L’Amassada de Saint-Victor (« Assemblée » en Occitan) est un collectif de citoyens militants qui lutte depuis plus de 5 ans contre le projet de méga-transformateur électrique d’EDF sur le causse de l’Aveyron, destiné à raccorder sur plus de 7 hectares de terrains agricoles dominant le Tarn, des lignes à haute-tension et très haute-tension alimentées par les 128 éoliennes industrielles déjà construites ou en cours de projet dans les environs, et à terme par plus de 700 éoliennes, faisant de ce territoire rural la plus grande zone industrielle éolienne d’Europe.

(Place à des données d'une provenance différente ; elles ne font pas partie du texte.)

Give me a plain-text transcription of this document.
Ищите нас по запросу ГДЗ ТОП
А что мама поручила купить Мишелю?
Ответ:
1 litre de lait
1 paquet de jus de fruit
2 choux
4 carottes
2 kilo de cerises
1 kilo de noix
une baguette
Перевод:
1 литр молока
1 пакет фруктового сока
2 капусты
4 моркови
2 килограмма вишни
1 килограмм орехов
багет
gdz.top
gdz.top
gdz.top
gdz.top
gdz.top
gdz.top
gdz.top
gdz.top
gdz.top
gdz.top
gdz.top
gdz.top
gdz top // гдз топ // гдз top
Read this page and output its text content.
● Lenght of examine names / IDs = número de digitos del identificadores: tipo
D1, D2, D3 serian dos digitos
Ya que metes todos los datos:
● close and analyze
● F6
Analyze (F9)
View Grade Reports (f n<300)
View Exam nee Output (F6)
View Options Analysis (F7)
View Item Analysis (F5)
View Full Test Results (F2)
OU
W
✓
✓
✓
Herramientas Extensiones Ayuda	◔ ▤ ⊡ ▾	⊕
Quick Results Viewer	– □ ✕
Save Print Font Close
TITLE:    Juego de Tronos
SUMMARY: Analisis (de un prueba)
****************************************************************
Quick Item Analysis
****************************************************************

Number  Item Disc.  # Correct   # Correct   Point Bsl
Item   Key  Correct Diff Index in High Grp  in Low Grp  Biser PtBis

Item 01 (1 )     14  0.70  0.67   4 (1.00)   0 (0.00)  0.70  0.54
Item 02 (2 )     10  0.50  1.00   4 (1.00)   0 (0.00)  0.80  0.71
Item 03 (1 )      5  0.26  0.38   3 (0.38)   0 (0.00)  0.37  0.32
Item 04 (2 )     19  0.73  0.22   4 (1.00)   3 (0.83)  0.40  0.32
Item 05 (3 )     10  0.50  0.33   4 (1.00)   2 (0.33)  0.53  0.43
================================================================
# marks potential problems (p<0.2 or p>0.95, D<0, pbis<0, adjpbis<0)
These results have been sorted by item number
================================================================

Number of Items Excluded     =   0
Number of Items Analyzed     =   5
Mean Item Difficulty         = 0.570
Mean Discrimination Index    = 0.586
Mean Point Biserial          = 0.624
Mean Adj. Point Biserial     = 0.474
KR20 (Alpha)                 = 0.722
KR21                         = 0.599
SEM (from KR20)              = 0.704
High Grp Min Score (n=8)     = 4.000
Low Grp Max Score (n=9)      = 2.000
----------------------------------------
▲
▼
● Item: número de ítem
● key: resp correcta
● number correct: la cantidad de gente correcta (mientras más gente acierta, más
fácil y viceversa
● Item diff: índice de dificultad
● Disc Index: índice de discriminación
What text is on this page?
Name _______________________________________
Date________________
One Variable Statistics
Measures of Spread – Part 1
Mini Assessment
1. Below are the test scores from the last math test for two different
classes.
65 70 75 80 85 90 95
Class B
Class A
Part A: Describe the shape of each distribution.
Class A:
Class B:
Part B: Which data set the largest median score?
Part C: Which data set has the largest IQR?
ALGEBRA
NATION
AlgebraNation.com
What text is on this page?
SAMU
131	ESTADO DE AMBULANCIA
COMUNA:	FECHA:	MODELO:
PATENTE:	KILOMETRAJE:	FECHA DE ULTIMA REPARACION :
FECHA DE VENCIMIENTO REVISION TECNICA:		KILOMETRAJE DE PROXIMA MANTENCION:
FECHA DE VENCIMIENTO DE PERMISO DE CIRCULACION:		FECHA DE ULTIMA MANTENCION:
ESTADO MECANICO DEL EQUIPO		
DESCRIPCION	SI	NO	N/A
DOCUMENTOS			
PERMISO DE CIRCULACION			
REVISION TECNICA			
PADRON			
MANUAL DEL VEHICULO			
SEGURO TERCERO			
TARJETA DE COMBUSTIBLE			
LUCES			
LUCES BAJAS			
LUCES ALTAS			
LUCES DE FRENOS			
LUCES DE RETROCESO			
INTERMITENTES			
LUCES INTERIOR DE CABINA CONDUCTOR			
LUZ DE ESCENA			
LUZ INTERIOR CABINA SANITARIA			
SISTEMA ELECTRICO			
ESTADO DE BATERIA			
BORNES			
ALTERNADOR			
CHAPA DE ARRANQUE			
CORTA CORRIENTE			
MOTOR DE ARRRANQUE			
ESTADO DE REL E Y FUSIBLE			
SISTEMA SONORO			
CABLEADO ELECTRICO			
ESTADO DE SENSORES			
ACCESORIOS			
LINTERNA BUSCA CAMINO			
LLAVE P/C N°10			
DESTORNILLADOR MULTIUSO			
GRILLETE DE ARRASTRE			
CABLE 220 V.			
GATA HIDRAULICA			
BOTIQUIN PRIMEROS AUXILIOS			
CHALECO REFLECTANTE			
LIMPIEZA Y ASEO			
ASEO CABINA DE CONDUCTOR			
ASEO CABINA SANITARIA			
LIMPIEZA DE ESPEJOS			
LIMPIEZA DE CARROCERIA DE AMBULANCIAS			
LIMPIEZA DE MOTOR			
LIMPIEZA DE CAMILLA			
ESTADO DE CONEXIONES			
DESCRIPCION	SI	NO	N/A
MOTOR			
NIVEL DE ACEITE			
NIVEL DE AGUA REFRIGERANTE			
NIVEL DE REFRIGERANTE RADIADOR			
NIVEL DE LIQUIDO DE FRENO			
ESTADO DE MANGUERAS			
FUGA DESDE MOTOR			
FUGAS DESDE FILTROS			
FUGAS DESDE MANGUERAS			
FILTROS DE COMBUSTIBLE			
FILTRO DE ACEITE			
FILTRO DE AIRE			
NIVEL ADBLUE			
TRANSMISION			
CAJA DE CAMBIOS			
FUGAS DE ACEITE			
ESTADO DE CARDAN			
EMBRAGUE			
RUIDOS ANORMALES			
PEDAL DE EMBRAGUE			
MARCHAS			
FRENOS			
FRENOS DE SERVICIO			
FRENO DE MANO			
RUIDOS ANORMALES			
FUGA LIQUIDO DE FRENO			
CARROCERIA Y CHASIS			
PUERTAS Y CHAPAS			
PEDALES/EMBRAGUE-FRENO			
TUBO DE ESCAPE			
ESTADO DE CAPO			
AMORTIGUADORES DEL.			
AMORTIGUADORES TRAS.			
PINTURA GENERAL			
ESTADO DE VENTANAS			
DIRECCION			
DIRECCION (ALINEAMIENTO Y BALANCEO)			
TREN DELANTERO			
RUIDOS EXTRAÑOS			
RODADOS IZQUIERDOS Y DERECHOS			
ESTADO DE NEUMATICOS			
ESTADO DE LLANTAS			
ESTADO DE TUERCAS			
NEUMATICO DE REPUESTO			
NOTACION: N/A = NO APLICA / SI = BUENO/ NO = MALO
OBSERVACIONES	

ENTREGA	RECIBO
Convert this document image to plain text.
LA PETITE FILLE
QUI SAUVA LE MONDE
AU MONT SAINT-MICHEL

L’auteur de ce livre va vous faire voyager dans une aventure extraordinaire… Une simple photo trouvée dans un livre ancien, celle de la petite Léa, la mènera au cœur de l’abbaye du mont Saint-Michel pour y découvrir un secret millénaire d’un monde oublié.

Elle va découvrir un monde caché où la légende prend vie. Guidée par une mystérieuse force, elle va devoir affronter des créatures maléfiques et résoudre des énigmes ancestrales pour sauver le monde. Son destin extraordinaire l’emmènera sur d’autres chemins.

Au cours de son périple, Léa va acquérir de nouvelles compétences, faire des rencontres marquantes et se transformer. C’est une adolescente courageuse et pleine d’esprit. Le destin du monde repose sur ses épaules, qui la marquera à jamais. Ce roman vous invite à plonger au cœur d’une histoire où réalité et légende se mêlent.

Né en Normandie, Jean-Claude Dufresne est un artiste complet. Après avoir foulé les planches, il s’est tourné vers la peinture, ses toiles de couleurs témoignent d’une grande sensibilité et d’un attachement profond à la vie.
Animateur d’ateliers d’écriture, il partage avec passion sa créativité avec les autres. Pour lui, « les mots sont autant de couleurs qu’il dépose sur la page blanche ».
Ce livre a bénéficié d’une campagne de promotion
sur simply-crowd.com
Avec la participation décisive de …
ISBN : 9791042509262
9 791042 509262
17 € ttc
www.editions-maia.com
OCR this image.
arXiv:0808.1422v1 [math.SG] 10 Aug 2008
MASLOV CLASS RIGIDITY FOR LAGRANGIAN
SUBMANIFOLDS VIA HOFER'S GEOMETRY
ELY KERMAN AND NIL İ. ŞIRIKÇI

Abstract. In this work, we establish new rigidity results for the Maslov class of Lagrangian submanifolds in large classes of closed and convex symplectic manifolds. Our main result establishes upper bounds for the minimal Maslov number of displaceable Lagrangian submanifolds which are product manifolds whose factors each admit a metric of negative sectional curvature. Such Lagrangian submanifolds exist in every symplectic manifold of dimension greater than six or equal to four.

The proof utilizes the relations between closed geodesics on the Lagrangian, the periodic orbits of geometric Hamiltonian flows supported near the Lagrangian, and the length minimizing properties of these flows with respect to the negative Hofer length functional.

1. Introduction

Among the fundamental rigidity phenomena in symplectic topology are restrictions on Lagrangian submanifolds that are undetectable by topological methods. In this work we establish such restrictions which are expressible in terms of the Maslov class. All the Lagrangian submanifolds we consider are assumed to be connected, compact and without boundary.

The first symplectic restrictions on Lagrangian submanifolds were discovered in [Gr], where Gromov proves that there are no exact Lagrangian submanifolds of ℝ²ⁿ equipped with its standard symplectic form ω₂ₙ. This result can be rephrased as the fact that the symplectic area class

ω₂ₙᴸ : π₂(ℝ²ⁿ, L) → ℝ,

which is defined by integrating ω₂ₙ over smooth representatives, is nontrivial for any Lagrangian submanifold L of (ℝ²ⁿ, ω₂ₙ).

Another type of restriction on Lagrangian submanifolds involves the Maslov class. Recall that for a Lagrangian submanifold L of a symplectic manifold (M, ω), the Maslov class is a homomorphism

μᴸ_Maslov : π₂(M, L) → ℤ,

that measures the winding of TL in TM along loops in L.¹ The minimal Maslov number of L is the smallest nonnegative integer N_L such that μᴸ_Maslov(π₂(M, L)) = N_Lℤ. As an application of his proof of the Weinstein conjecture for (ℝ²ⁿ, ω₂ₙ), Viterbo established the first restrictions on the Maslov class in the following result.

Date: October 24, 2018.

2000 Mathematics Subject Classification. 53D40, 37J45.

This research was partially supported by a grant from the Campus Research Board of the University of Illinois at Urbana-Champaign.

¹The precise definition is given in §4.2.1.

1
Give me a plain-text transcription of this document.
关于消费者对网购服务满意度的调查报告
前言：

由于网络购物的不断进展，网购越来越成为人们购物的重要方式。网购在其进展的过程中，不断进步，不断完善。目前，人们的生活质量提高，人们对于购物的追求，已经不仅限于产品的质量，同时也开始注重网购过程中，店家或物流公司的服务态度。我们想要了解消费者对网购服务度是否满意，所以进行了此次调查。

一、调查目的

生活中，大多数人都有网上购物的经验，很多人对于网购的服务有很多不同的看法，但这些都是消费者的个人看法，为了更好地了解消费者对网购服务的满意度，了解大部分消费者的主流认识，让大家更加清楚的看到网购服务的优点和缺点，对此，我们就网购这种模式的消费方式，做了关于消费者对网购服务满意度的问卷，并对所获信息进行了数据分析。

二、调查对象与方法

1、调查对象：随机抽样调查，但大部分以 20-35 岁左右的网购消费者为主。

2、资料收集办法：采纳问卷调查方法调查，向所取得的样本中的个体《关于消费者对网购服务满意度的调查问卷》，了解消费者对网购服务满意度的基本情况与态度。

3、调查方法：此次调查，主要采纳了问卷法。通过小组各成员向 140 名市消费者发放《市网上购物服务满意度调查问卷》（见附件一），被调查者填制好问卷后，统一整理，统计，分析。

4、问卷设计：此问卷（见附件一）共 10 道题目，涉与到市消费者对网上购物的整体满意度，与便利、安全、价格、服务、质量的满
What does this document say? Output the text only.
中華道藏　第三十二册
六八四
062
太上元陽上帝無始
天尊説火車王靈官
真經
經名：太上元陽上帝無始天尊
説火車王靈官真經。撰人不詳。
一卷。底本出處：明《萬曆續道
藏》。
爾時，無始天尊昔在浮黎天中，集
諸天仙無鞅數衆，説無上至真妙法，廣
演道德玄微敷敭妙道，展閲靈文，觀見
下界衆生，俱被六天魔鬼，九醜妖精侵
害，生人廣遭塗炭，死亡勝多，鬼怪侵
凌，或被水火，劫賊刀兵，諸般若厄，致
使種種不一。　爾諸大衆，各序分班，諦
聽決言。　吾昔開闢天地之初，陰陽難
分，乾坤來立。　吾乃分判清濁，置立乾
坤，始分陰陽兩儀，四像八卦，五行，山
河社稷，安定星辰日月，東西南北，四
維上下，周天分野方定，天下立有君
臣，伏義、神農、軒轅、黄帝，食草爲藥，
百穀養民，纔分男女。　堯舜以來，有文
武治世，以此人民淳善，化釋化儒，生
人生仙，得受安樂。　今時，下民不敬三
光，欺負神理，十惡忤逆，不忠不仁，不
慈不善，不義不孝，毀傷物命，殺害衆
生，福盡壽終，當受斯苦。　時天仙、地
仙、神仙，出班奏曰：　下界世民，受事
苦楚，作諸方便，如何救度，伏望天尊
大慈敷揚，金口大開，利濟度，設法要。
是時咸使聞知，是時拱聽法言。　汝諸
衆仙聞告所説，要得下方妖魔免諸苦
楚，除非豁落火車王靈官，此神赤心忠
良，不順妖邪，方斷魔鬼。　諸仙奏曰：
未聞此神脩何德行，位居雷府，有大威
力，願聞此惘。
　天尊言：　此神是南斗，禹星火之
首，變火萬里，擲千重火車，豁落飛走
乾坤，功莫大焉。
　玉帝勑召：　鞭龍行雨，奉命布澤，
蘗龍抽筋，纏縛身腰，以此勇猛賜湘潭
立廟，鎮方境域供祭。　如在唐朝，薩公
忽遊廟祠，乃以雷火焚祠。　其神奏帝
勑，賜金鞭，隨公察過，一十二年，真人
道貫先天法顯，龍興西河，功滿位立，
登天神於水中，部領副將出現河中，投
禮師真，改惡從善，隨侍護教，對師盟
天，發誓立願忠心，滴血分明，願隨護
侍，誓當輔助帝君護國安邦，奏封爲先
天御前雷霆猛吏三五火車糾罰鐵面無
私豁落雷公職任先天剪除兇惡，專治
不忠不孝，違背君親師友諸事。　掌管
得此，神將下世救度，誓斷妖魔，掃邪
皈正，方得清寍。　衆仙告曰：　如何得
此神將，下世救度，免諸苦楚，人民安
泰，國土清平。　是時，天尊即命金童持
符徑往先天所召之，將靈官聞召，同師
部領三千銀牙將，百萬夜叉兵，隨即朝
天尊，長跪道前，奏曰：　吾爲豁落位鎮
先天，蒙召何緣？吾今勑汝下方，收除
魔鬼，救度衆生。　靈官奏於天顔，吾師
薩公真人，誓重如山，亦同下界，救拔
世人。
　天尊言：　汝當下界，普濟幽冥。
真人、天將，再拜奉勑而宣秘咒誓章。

Ci-dessous un extrait d’un entretien avec Robert Clitton, habitant de la zone et membre de l’Amassada :
En quoi consiste techniquement le projet de transformateur et les infrastructures qui l'accompagneraient ?
En 2005, on a constaté avec mon épouse que la Préfecture de l'Aveyron avait édité un livre intitulé Réflexion cadre pour le développement des éoliennes en Aveyron. À la page 23 de ce livre, ils disaient que le gros problème de l'éolien en Aveyron c'est que le réseau électrique est saturé et qu'on ne peut plus évacuer. Et ils précisaient même qu'en 2005 on ne pouvait évacuer que 70 mégawatts [une éolienne industrielle produit entre 2 et 3 MW] et qu'ensuite on ne pourrait plus rien évacuer. Donc ils sont obligés de faire circuler l'électricité par d'autres lignes à 225.000 V : c'est un dispatch de Toulouse qui distribue l'électricité, quand il y a une ligne qui se met en surcharge on utilise une autre ligne, puis une autre ligne et une autre ligne, etc. Cela fait donc dix ans que la Préfecture sait qu'il y a une surcharge du réseau. Mais elle a continué à donner des permis pour les constructions d'éoliennes pendant encore 2 ou 3 ans, mettant ainsi le réseau délibérément en surcharge. C'est là qu'on est arrivé à 94 éoliennes en Aveyron, et il y a eu en particulier un projet de 29 éoliennes à Salles-Curan, qui ne pouvaient pas être branchées sur le réseau classique. Donc ils ont érigé leurs 29 éoliennes et ils se sont construit un transformateur privé de 20 000 volts qui est sous une ligne qui part de Saint-Victor et qui va à Rodez et Onet-le-Château. Leur poste est un poste en coupure, donc quand il y a de la place sur le réseau ils envoient l'électricité, mais si le réseau est en surcharge, ils arrêtent. Comme quoi ils gagnent quand même de l'argent, parce qu'ils arrivent à faire travailler leurs éoliennes sans vendre toute l'électricité qu'ils produisent.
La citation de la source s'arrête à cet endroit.